Opportunity on a Summer Evening, June 19, 2014.
The other evening, on my way over to visit Dennis LeBeau in East Brookfield, I checked CP64, where there’s a set of controlled signals on CSX’s Boston Line. There I found a pair of GE Evolution-Series diesel waiting with a westward empty autorack train. While the engines were shadowed, I thought if this train got the signal to go west, there would be some nice angles.
I met Dennis, and we had a few errands to run. Afterwards he suggested, ‘Ring Julie, and see how the Lake Shore is doing.’
I phoned Amtrak’s automated agent, and learned that train 448 was expected about four hours late into Springfield. Since that is about an hour to the west, it meant the train wouldn’t pass until well after dark. Besides, Dennis was playing a gig, and that was the main reason I’d come out this way.
‘No joy,’ I said. But as we returned to East Brookfield, we saw that the westward autoracks were on the move. ‘We can catch that, no problem!’ And we reversed, and sped along Route 67 out to an open location near milepost 66 in Brookfield. (I’d photographed a CSX empty ethanol train here last October. (Click to see: CSX Empty Ethanol Train Catches the Light at Brookfield.)
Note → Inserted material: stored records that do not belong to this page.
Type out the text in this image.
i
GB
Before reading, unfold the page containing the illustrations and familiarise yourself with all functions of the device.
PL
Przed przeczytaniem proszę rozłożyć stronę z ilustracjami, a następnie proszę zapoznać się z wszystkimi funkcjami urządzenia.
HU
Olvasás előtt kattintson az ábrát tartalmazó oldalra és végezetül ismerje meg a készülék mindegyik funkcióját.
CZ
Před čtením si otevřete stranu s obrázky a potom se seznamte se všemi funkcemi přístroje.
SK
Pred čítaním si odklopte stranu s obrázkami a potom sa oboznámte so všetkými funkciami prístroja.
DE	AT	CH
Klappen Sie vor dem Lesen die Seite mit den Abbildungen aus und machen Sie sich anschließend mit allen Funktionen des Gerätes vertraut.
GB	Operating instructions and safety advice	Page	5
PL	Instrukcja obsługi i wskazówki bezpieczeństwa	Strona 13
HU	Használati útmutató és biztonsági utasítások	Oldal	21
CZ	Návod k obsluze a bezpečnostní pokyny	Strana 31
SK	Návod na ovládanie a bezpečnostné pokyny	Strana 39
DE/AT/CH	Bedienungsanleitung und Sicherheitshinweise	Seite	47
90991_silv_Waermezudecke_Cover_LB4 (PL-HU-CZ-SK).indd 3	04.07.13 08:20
After a short wait, the train pulled up and then stopped. We learned that it was waiting for it conductor. This was most likely CSX’s Q283, an empty autorack train that runs from the unloading facility in East Brookfield west toward Selkirk, New York and beyond.
Once the conductor was on board, Dennis and moved west about a mile to the Route 148 Bridge near the old station location at Brookfield. I’d made several photos here last autumn, and was keen to try this spot in June, when the sun swings around. Afternoons in October are more shadowed and didn’t offer a clean view. (See: Boston & Albany Milepost 67, Brookfield, Massachusetts.)
We didn’t have to wait long, and the pair of GE’s came chugging along with about two miles of autoracks in tow. There was great evening light and it was a nice setting. Not bad for a few minutes effort. It is situations like this one that justifies always carrying a camera!